3-Eski inancımız, yerleşik ve konar-göçer yaşayışımız, önemli konularda sessiz/sakin bir ortamda düşünerek karar almak (mağara gibi yerlerde inzivaya çekilmek, tefekkür etmek), kayalara/ taşlara (saymalı taş) resimler ve t(d)amgalar ve harf benzeri işaretler çizmek, yazılar yazmak,
-Yüksek yerlere (dağlara, yaylalara) çıkmak, Tanrı’ya yaklaşmak, yakarmak, dua etmek, adaklar adamak ve adakları buralarda kesmek,
-Ölen kağan, hükümdar, bey veya önemli kişileri; yüksekçe yerlere (dağlara ve yaylalara) gömerek kurganlar (mezarlar) oluşturmak ve ziyaret yeri (kutsal, mukaddes, mübarek mekânlar, manevi alanlar) haline getirmek,
-Veya taşlarla çevirerek kutsal alanlar oluşturmak, üstüne taşlar atarak kurganı büyütmek ve korunaklı hale getirmek, belli tarihlerde buraları ziyaret edip kurban kesmek, Tanrı’ya yakarmak, ağaçlara bez bağlamak, dilekte bulunmak gibi geleneklerimizin olduğu bilinmektedir.

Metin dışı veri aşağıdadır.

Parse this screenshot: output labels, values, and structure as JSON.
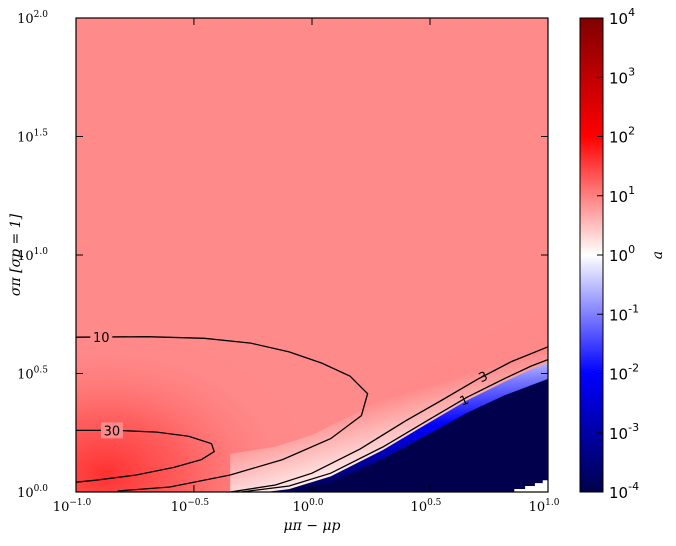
{
  "chart_data": {
    "type": "heatmap",
    "title": "",
    "xlabel": "μπ − μp",
    "ylabel": "σπ [σp = 1]",
    "xscale": "log",
    "yscale": "log",
    "xlim": [
      0.1,
      10
    ],
    "ylim": [
      1,
      100
    ],
    "x_ticks": [
      {
        "value": 0.1,
        "label": "10",
        "exp": "−1.0"
      },
      {
        "value": 0.316,
        "label": "10",
        "exp": "−0.5"
      },
      {
        "value": 1,
        "label": "10",
        "exp": "0.0"
      },
      {
        "value": 3.162,
        "label": "10",
        "exp": "0.5"
      },
      {
        "value": 10,
        "label": "10",
        "exp": "1.0"
      }
    ],
    "y_ticks": [
      {
        "value": 1,
        "label": "10",
        "exp": "0.0"
      },
      {
        "value": 3.162,
        "label": "10",
        "exp": "0.5"
      },
      {
        "value": 10,
        "label": "10",
        "exp": "1.0"
      },
      {
        "value": 31.62,
        "label": "10",
        "exp": "1.5"
      },
      {
        "value": 100,
        "label": "10",
        "exp": "2.0"
      }
    ],
    "colorbar": {
      "label": "a",
      "scale": "log",
      "range": [
        0.0001,
        10000
      ],
      "colormap": "seismic",
      "ticks": [
        {
          "value": 10000,
          "label": "10",
          "exp": "4"
        },
        {
          "value": 1000,
          "label": "10",
          "exp": "3"
        },
        {
          "value": 100,
          "label": "10",
          "exp": "2"
        },
        {
          "value": 10,
          "label": "10",
          "exp": "1"
        },
        {
          "value": 1,
          "label": "10",
          "exp": "0"
        },
        {
          "value": 0.1,
          "label": "10",
          "exp": "-1"
        },
        {
          "value": 0.01,
          "label": "10",
          "exp": "-2"
        },
        {
          "value": 0.001,
          "label": "10",
          "exp": "-3"
        },
        {
          "value": 0.0001,
          "label": "10",
          "exp": "-4"
        }
      ]
    },
    "contours": [
      {
        "level": 10,
        "label": "10",
        "points": [
          [
            0.1,
            4.5
          ],
          [
            0.2,
            4.52
          ],
          [
            0.35,
            4.45
          ],
          [
            0.55,
            4.25
          ],
          [
            0.8,
            3.9
          ],
          [
            1.1,
            3.5
          ],
          [
            1.45,
            3.08
          ],
          [
            1.72,
            2.6
          ],
          [
            1.62,
            2.1
          ],
          [
            1.2,
            1.68
          ],
          [
            0.75,
            1.37
          ],
          [
            0.45,
            1.18
          ],
          [
            0.25,
            1.05
          ],
          [
            0.15,
            1.01
          ]
        ]
      },
      {
        "level": 30,
        "label": "30",
        "points": [
          [
            0.1,
            1.82
          ],
          [
            0.15,
            1.82
          ],
          [
            0.22,
            1.79
          ],
          [
            0.3,
            1.72
          ],
          [
            0.375,
            1.6
          ],
          [
            0.385,
            1.48
          ],
          [
            0.34,
            1.37
          ],
          [
            0.26,
            1.27
          ],
          [
            0.18,
            1.18
          ],
          [
            0.12,
            1.12
          ],
          [
            0.1,
            1.1
          ]
        ]
      },
      {
        "level": 3,
        "label": "3",
        "points": [
          [
            0.45,
            1.0
          ],
          [
            0.7,
            1.07
          ],
          [
            1.0,
            1.2
          ],
          [
            1.6,
            1.52
          ],
          [
            2.5,
            2.0
          ],
          [
            3.5,
            2.42
          ],
          [
            5.0,
            2.98
          ],
          [
            7.0,
            3.55
          ],
          [
            10,
            4.1
          ]
        ]
      },
      {
        "level": 1,
        "label": "1",
        "points": [
          [
            0.5,
            1.0
          ],
          [
            0.8,
            1.06
          ],
          [
            1.2,
            1.2
          ],
          [
            2.0,
            1.55
          ],
          [
            3.0,
            1.97
          ],
          [
            4.5,
            2.5
          ],
          [
            6.5,
            3.0
          ],
          [
            8.5,
            3.4
          ],
          [
            10,
            3.62
          ]
        ]
      }
    ]
  }
}
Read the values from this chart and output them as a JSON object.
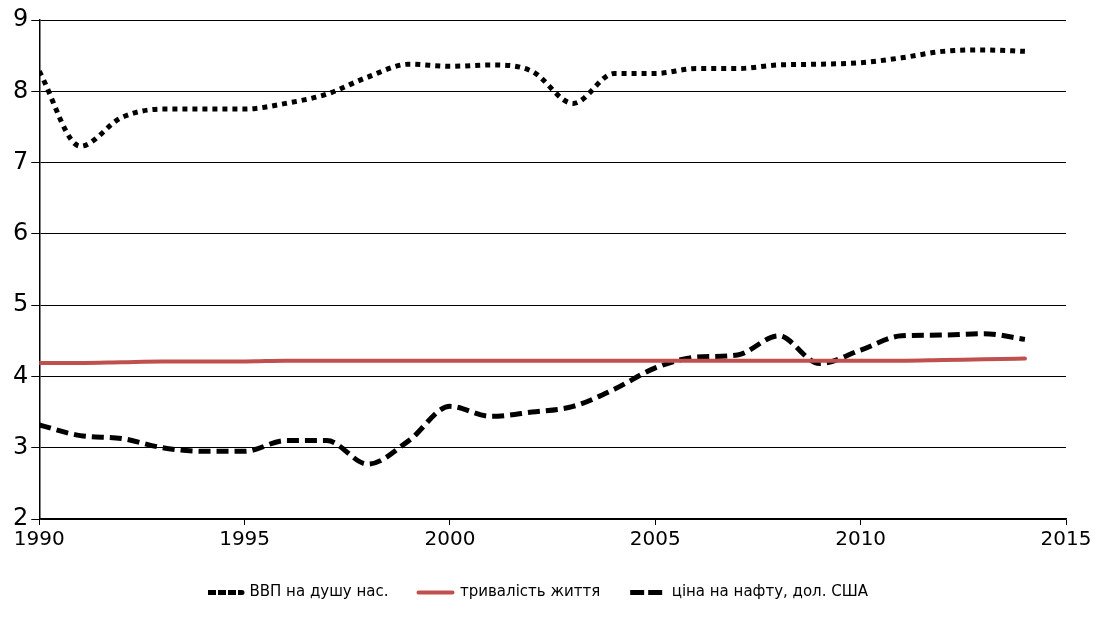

Bugün de birçok yöremizde aynen yaşatılmaktadır.
Prof.Dr.Ahmet Taşağıl, bir televizyon programında benzer açıklamalarda bulunmuştu.
Tekrar “Dede” bahsine dönersek; yörede söylenen ve “Dede’ye çıkışın güzergahını anlatan” şu ilahiyi dikkatinize sunmak isterim. Rahmetli anam (okuma-yazması yoktu); ağabeyime 12/02/1983 tarihinde ezberinden “Dede Gazeli” diye yazdırmış ama aslında “Dede İlahisi” demek daha uygun olur (Elbistan’da ağıtlara da destan derlerdi). Şiiri, Halıtlar’dan öğretmen Mehmet Yener’in annesi Fadime Teyze’nin mevlitlerde okuduğunu belirtmiş:
DEDE İLAHİSİ
Azığım aldım elime,
Eteğim çaldım belime,
Düştüm Dede’nin yoluna,
Düştüm Allah Allah deyi.
Bir incecik köprü geçtim,
Mecnun oldum serden geçtim,
Şükür olsun yola düştüm,
Düştüm Allah Allah deyi.
Dolandım kabire vardım (Gariplik Mezarlığı),
Ellerim dizime koydum,
Ayetül kürsü okudum,
Kalktım Allah Allah deyi.
Ne güzel bina yapılı,
Geldim çekili çekili,
Sana diyom, ik’apılı (İki kapılı mağarası),
Geldim Allah Allah deyi.
Namazla Kayası’n geldim,
İki rekât namaz kıldım,
Şükr olsun murada erdim,
Erdim Allah Allah deyi.
Çıktım Dede’ye de durdum,
Dört bir tarafıma baktım,
Başucunda mumlar yaktım,
Yaktım Allah Allah deyi.
Damlalı da n’adar datlı (Damlalı Mağarası),
Sürülüp de giden atlı,
Kayapınar n’adar otlu,
Geldim Allah Allah deyi.
Cürunlu’nun çayırına,
Bir nur doğmuş bayırına,
Daşoluk’un çadırına,
Gitsem Allah Allah deyi.
Kurban olam eşiğine,
Eşikteki ışığına,
Halil Baba döşeğine,
Geldim Allah Allah deyi.
(İki Kıt'anın nakaratı farklı, sanıyorum başka bir ilahi)
Dedenin yolunun taşı,
Akıyor gözümün yaşı,
Evliyaların kardeşi,
Aman Dede himmet eyle.
Aman Dede sen ulusun,
Hem ulusun hem velisin,
Allah’ın makbul kulusun,
Aman Dede himmet eyle.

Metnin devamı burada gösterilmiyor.